キヤノンと日本シノプシス合同会社は3日、研究開発プロジェクト「先端半導体技術を活用した画像処理SoC技術開発」に参画すると発表した。同プロジェクトは今回、新エネルギー・産業技術総合開発機構(NEDO)が公募した「ポスト5G情報通信システ厶基盤強化研究開発事業/先端半導体製造技術の開発(助成)」に採択された。

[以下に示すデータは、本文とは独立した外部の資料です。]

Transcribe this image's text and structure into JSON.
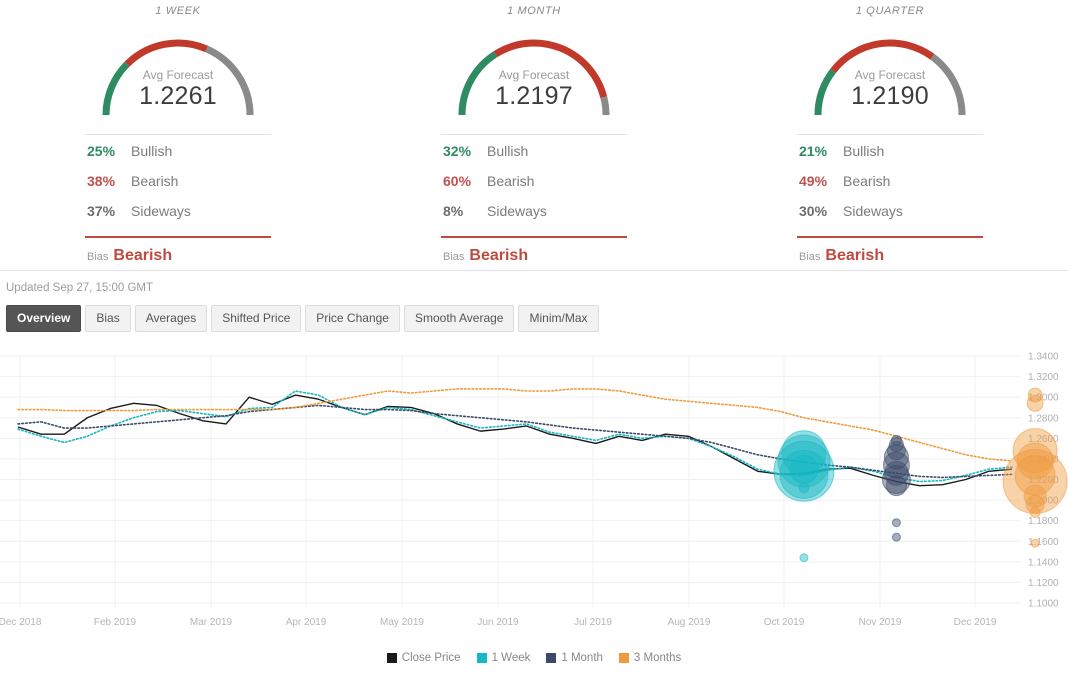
{
  "panels": [
    {
      "title": "1 WEEK",
      "gauge": {
        "label": "Avg Forecast",
        "value": "1.2261",
        "green_pct": 25,
        "red_pct": 38,
        "gray_pct": 37
      },
      "stats": [
        {
          "pct": "25%",
          "name": "Bullish",
          "color": "#2e8b62"
        },
        {
          "pct": "38%",
          "name": "Bearish",
          "color": "#c0504d"
        },
        {
          "pct": "37%",
          "name": "Sideways",
          "color": "#6e6e6e"
        }
      ],
      "bias_label": "Bias",
      "bias_value": "Bearish",
      "bias_color": "#bf4a3f"
    },
    {
      "title": "1 MONTH",
      "gauge": {
        "label": "Avg Forecast",
        "value": "1.2197",
        "green_pct": 32,
        "red_pct": 60,
        "gray_pct": 8
      },
      "stats": [
        {
          "pct": "32%",
          "name": "Bullish",
          "color": "#2e8b62"
        },
        {
          "pct": "60%",
          "name": "Bearish",
          "color": "#c0504d"
        },
        {
          "pct": "8%",
          "name": "Sideways",
          "color": "#6e6e6e"
        }
      ],
      "bias_label": "Bias",
      "bias_value": "Bearish",
      "bias_color": "#bf4a3f"
    },
    {
      "title": "1 QUARTER",
      "gauge": {
        "label": "Avg Forecast",
        "value": "1.2190",
        "green_pct": 21,
        "red_pct": 49,
        "gray_pct": 30
      },
      "stats": [
        {
          "pct": "21%",
          "name": "Bullish",
          "color": "#2e8b62"
        },
        {
          "pct": "49%",
          "name": "Bearish",
          "color": "#c0504d"
        },
        {
          "pct": "30%",
          "name": "Sideways",
          "color": "#6e6e6e"
        }
      ],
      "bias_label": "Bias",
      "bias_value": "Bearish",
      "bias_color": "#bf4a3f"
    }
  ],
  "updated": "Updated Sep 27, 15:00 GMT",
  "tabs": [
    {
      "label": "Overview",
      "active": true
    },
    {
      "label": "Bias",
      "active": false
    },
    {
      "label": "Averages",
      "active": false
    },
    {
      "label": "Shifted Price",
      "active": false
    },
    {
      "label": "Price Change",
      "active": false
    },
    {
      "label": "Smooth Average",
      "active": false
    },
    {
      "label": "Minim/Max",
      "active": false
    }
  ],
  "colors": {
    "close_price": "#1a1a1a",
    "one_week": "#16b8c4",
    "one_month": "#3b4a68",
    "three_months": "#ef9b3e",
    "green": "#2e8b62",
    "red": "#c0392b",
    "gray": "#8a8a8a",
    "grid": "#f0f0f0",
    "tab_active_bg": "#555555"
  },
  "chart_data": {
    "type": "line",
    "title": "",
    "xlabel": "",
    "ylabel": "",
    "ylim": [
      1.1,
      1.34
    ],
    "grid": true,
    "legend_position": "bottom",
    "ytick_labels": [
      "1.3400",
      "1.3200",
      "1.3000",
      "1.2800",
      "1.2600",
      "1.2400",
      "1.2200",
      "1.2000",
      "1.1800",
      "1.1600",
      "1.1400",
      "1.1200",
      "1.1000"
    ],
    "ytick_values": [
      1.34,
      1.32,
      1.3,
      1.28,
      1.26,
      1.24,
      1.22,
      1.2,
      1.18,
      1.16,
      1.14,
      1.12,
      1.1
    ],
    "xtick_labels": [
      "Dec 2018",
      "Feb 2019",
      "Mar 2019",
      "Apr 2019",
      "May 2019",
      "Jun 2019",
      "Jul 2019",
      "Aug 2019",
      "Oct 2019",
      "Nov 2019",
      "Dec 2019"
    ],
    "xtick_positions": [
      20,
      115,
      211,
      306,
      402,
      498,
      593,
      689,
      784,
      880,
      975
    ],
    "legend": [
      {
        "name": "Close Price",
        "color": "#1a1a1a",
        "style": "solid"
      },
      {
        "name": "1 Week",
        "color": "#16b8c4",
        "style": "dotted"
      },
      {
        "name": "1 Month",
        "color": "#3b4a68",
        "style": "dotted"
      },
      {
        "name": "3 Months",
        "color": "#ef9b3e",
        "style": "dotted"
      }
    ],
    "series": [
      {
        "name": "Close Price",
        "color": "#1a1a1a",
        "style": "solid",
        "values": [
          1.271,
          1.264,
          1.264,
          1.28,
          1.289,
          1.294,
          1.292,
          1.284,
          1.277,
          1.274,
          1.3,
          1.293,
          1.302,
          1.298,
          1.29,
          1.283,
          1.291,
          1.29,
          1.284,
          1.274,
          1.267,
          1.269,
          1.272,
          1.264,
          1.26,
          1.255,
          1.262,
          1.258,
          1.264,
          1.262,
          1.252,
          1.24,
          1.228,
          1.225,
          1.226,
          1.23,
          1.231,
          1.224,
          1.218,
          1.214,
          1.215,
          1.22,
          1.228,
          1.23
        ]
      },
      {
        "name": "1 Week",
        "color": "#16b8c4",
        "style": "dotted",
        "values": [
          1.269,
          1.262,
          1.256,
          1.262,
          1.272,
          1.28,
          1.286,
          1.287,
          1.284,
          1.281,
          1.289,
          1.29,
          1.306,
          1.302,
          1.29,
          1.283,
          1.29,
          1.288,
          1.282,
          1.276,
          1.27,
          1.272,
          1.274,
          1.266,
          1.262,
          1.258,
          1.264,
          1.26,
          1.262,
          1.26,
          1.252,
          1.242,
          1.23,
          1.225,
          1.224,
          1.229,
          1.232,
          1.228,
          1.222,
          1.218,
          1.219,
          1.224,
          1.23,
          1.232
        ]
      },
      {
        "name": "1 Month",
        "color": "#3b4a68",
        "style": "dotted",
        "values": [
          1.274,
          1.276,
          1.27,
          1.27,
          1.272,
          1.274,
          1.276,
          1.278,
          1.28,
          1.282,
          1.286,
          1.288,
          1.29,
          1.292,
          1.29,
          1.288,
          1.288,
          1.287,
          1.284,
          1.282,
          1.28,
          1.278,
          1.276,
          1.273,
          1.27,
          1.268,
          1.266,
          1.264,
          1.262,
          1.26,
          1.256,
          1.25,
          1.244,
          1.24,
          1.237,
          1.234,
          1.232,
          1.229,
          1.226,
          1.223,
          1.222,
          1.223,
          1.224,
          1.225
        ]
      },
      {
        "name": "3 Months",
        "color": "#ef9b3e",
        "style": "dotted",
        "values": [
          1.288,
          1.288,
          1.287,
          1.287,
          1.287,
          1.287,
          1.288,
          1.288,
          1.288,
          1.288,
          1.288,
          1.288,
          1.29,
          1.294,
          1.298,
          1.302,
          1.306,
          1.304,
          1.306,
          1.308,
          1.308,
          1.308,
          1.306,
          1.306,
          1.308,
          1.308,
          1.306,
          1.302,
          1.298,
          1.296,
          1.294,
          1.292,
          1.29,
          1.286,
          1.28,
          1.276,
          1.272,
          1.268,
          1.262,
          1.256,
          1.25,
          1.244,
          1.24,
          1.238
        ]
      }
    ],
    "bubble_clusters": [
      {
        "name": "1 Week",
        "color": "#16b8c4",
        "x_index": 34,
        "bubbles": [
          {
            "value": 1.246,
            "size": 22
          },
          {
            "value": 1.238,
            "size": 26
          },
          {
            "value": 1.228,
            "size": 30
          },
          {
            "value": 1.225,
            "size": 24
          },
          {
            "value": 1.23,
            "size": 14
          },
          {
            "value": 1.212,
            "size": 5
          },
          {
            "value": 1.144,
            "size": 4
          }
        ]
      },
      {
        "name": "1 Month",
        "color": "#3b4a68",
        "x_index": 38,
        "bubbles": [
          {
            "value": 1.258,
            "size": 5
          },
          {
            "value": 1.254,
            "size": 7
          },
          {
            "value": 1.248,
            "size": 9
          },
          {
            "value": 1.242,
            "size": 12
          },
          {
            "value": 1.234,
            "size": 13
          },
          {
            "value": 1.226,
            "size": 12
          },
          {
            "value": 1.22,
            "size": 14
          },
          {
            "value": 1.214,
            "size": 10
          },
          {
            "value": 1.178,
            "size": 4
          },
          {
            "value": 1.164,
            "size": 4
          }
        ]
      },
      {
        "name": "3 Months",
        "color": "#ef9b3e",
        "x_index": 44,
        "bubbles": [
          {
            "value": 1.302,
            "size": 7
          },
          {
            "value": 1.294,
            "size": 8
          },
          {
            "value": 1.248,
            "size": 22
          },
          {
            "value": 1.238,
            "size": 18
          },
          {
            "value": 1.218,
            "size": 32
          },
          {
            "value": 1.224,
            "size": 20
          },
          {
            "value": 1.204,
            "size": 11
          },
          {
            "value": 1.196,
            "size": 9
          },
          {
            "value": 1.188,
            "size": 5
          },
          {
            "value": 1.158,
            "size": 4
          }
        ]
      }
    ]
  }
}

研究期間は、研究開発開始時点から原則5年(60カ月)以内となる。
プロジェクトでは、キヤノンの画像処理技術、日本シノプシスの設計技術を融合し、NEDOの支援のもと、次世代半導体の設計技術開発に共同で取り組む。
2nm世代の微細プロセス技術を基盤に、複数チップを高密度に統合するチップレット技術を組み合わせることで、従来の単一チップ構成では実現が困難だった高性能かつ低消費電力な画像処理SoC(System on Chip)の設計技術開発を行う。これにより、エッジ端末におけるリアルタイム画像処理やAI処理の高度化に対応しつつ、省電力化や小型化にも貢献することを目指していく。
ポスト5G時代の到来で、IoTや自動運転、スマートシティ、遠隔医療など、多様な分野で膨大な画像データのリアルタイム処理が求められている。こうした社会的要請に応えるため、国内外の最先端半導体設計・製造技術を結集し、エッジ端末で高効率な画像処理を可能とする新しい半導体プラットフォームの技術開発に取り組む。
キヤノンは、長年培ってきた画像処理技術とものづくりの強みを生かし、日本の先端半導体技術開発の加速と産業基盤の強化に貢献していく。同プロジェクトを通じ、次世代半導体の研究開発を支え、イメージングやAI分野で技術の発展に取り組んでいく。